The Act 10 Ruling and Reactions by the State, Employers and Unions

On Behalf of | Oct 18, 2012 | 2012 News |

On September 14, 2012, Dane County Circuit Judge Juan Colas ruled that significant portions of Act 10, the drastic revisions made in 2011 to the law that governed Wisconsin’s public employee unions and the scope of collective bargaining, were unconstitutional. Among other things, the judge struck down Act 10’s severe limitation on the unions’ and municipal employers’ ability to bargain wages and prohibition against bargaining other employment terms, the prohibition on dues deductions from union members’ salaries, and the requirement of annual recertification elections by supermajorities. Plaintiff Madison Teachers, Inc. is represented in the case by CWPB attorneys Lester Pines,Susan Crawford and Tamara Packard.
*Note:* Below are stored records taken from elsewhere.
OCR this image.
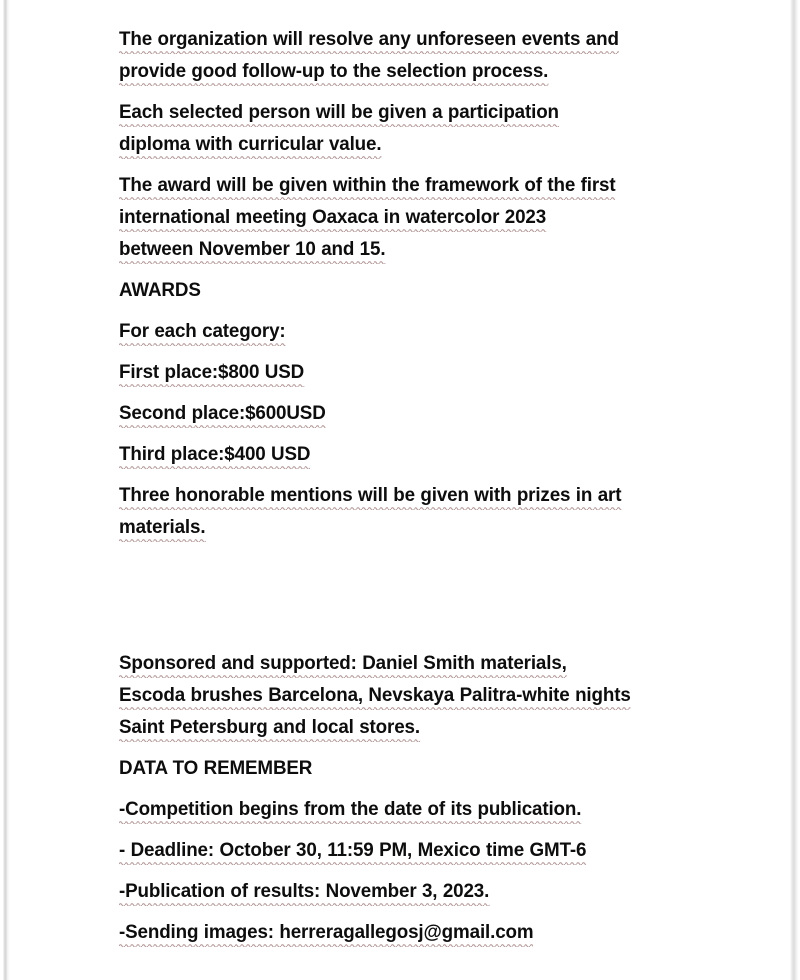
The organization will resolve any unforeseen events and
provide good follow-up to the selection process.

Each selected person will be given a participation
diploma with curricular value.

The award will be given within the framework of the first
international meeting Oaxaca in watercolor 2023
between November 10 and 15.

AWARDS

For each category:

First place:$800 USD

Second place:$600USD

Third place:$400 USD

Three honorable mentions will be given with prizes in art
materials.

Sponsored and supported: Daniel Smith materials,
Escoda brushes Barcelona, Nevskaya Palitra-white nights
Saint Petersburg and local stores.

DATA TO REMEMBER

-Competition begins from the date of its publication.

- Deadline: October 30, 11:59 PM, Mexico time GMT-6

-Publication of results: November 3, 2023.

-Sending images: herreragallegosj@gmail.com
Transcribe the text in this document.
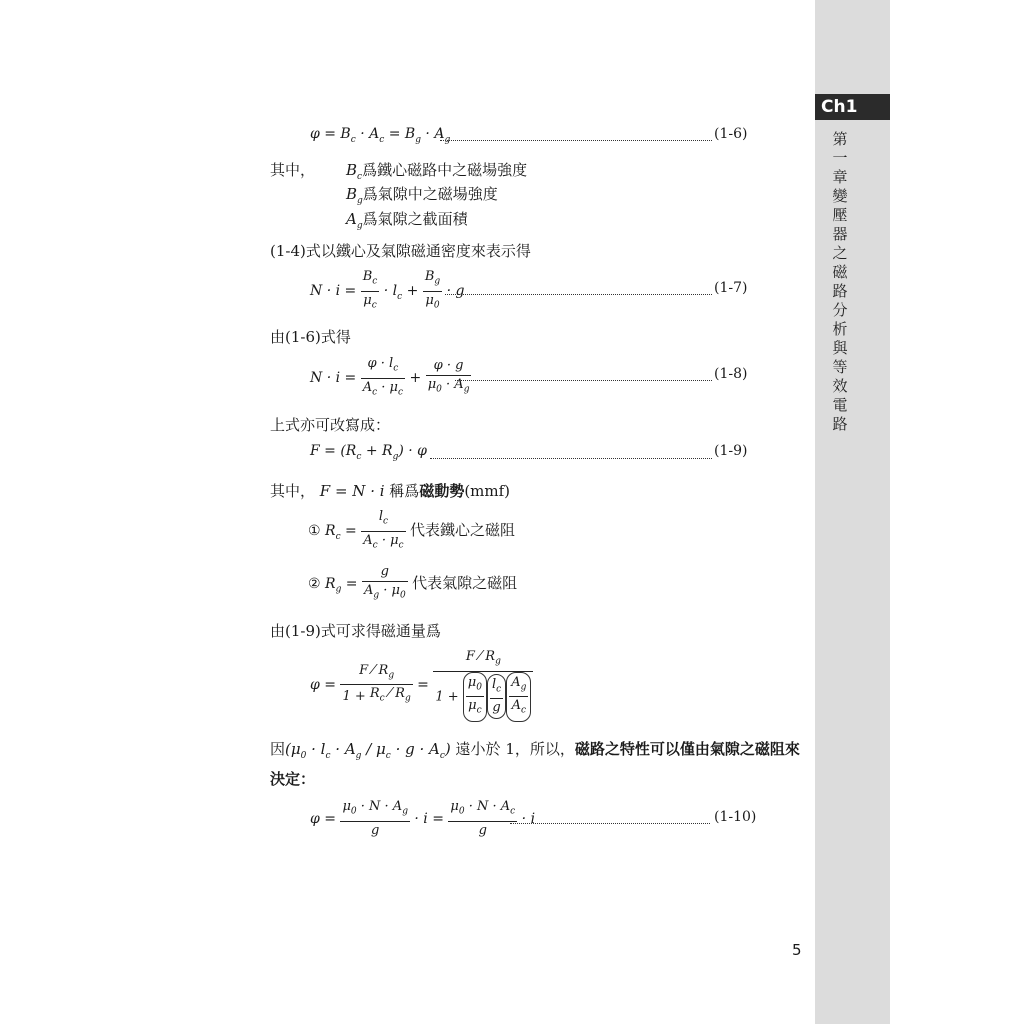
Ch1
第一章 變壓器之磁路分析與等效電路
5
$\varphi = B_c \cdot A_c = B_g \cdot A_g$	(1-6)
其中， $B_c$爲鐵心磁路中之磁場強度
$B_g$爲氣隙中之磁場強度
$A_g$爲氣隙之截面積
(1-4)式以鐵心及氣隙磁通密度來表示得
$N \cdot i = \frac{B_c}{\mu_c} \cdot l_c + \frac{B_g}{\mu_0} \cdot g$	(1-7)
由(1-6)式得
$N \cdot i = \frac{\varphi \cdot l_c}{A_c \cdot \mu_c} + \frac{\varphi \cdot g}{\mu_0 \cdot A_g}$	(1-8)
上式亦可改寫成：
$F = (R_c + R_g) \cdot \varphi$	(1-9)
其中， F = N · i 稱爲磁動勢(mmf)
① $R_c = \frac{l_c}{A_c \cdot \mu_c}$ 代表鐵心之磁阻
② $R_g = \frac{g}{A_g \cdot \mu_0}$ 代表氣隙之磁阻
由(1-9)式可求得磁通量爲
$\varphi = \frac{F ⁄ R_g}{1 + R_c ⁄ R_g} = \frac{F ⁄ R_g}{1 + \frac{\mu_0}{\mu_c} \frac{l_c}{g} \frac{A_g}{A_c}}$
因$(\mu_0 \cdot l_c \cdot A_g / \mu_c \cdot g \cdot A_c)$ 遠小於 1，所以，磁路之特性可以僅由氣隙之磁阻來
決定：
$\varphi = \frac{\mu_0 \cdot N \cdot A_g}{g} \cdot i = \frac{\mu_0 \cdot N \cdot A_c}{g} \cdot i$	(1-10)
Within minutes of release of the judge’s decision, Governor Walker attacked the judge, claiming that he was a biased, liberal Dane County jurist. In a press conference the following day, Lester Pines described the Governor’s attack on the judge as “bad manners” and said “All I can predict is that anytime Governor Walker gets a negative ruling from any of the courts he’s going to cry like a baby and whine and say they’re politically biased.”

Wisconsin’s Attorney General, who represents the Governor and the other defendants in the case, promptly filed for appeal and asked Judge Colas for a stay of his order. The Attorney General did not repudiate Governor Walker’s personal attack on the judge, however. That failure led Attorney Pines to send a letter to the Attorney General reminding him of his obligation as an attorney to refrain from personal attacks on judges and stating that his silence in the face of Governor Walker’s behavior was acquiesence.

Immediately following the ruling, at least some municipal employers and their employees’ unions took the opportunity to return to the bargaining table and engage in broader negotiations than were allowed prior to the ruling. New collective bargaining agreements, reflecting mutually agreed upon solutions, were reached in Dane County, the City of Madison and the Madison Metropolitan School District. Those agreements provide for labor peace and harmonious, cooperative relations between the parties, and extend into 2014 and 2015. 

A ruling from Judge Colas on the State’s request for a stay is anticipated soon.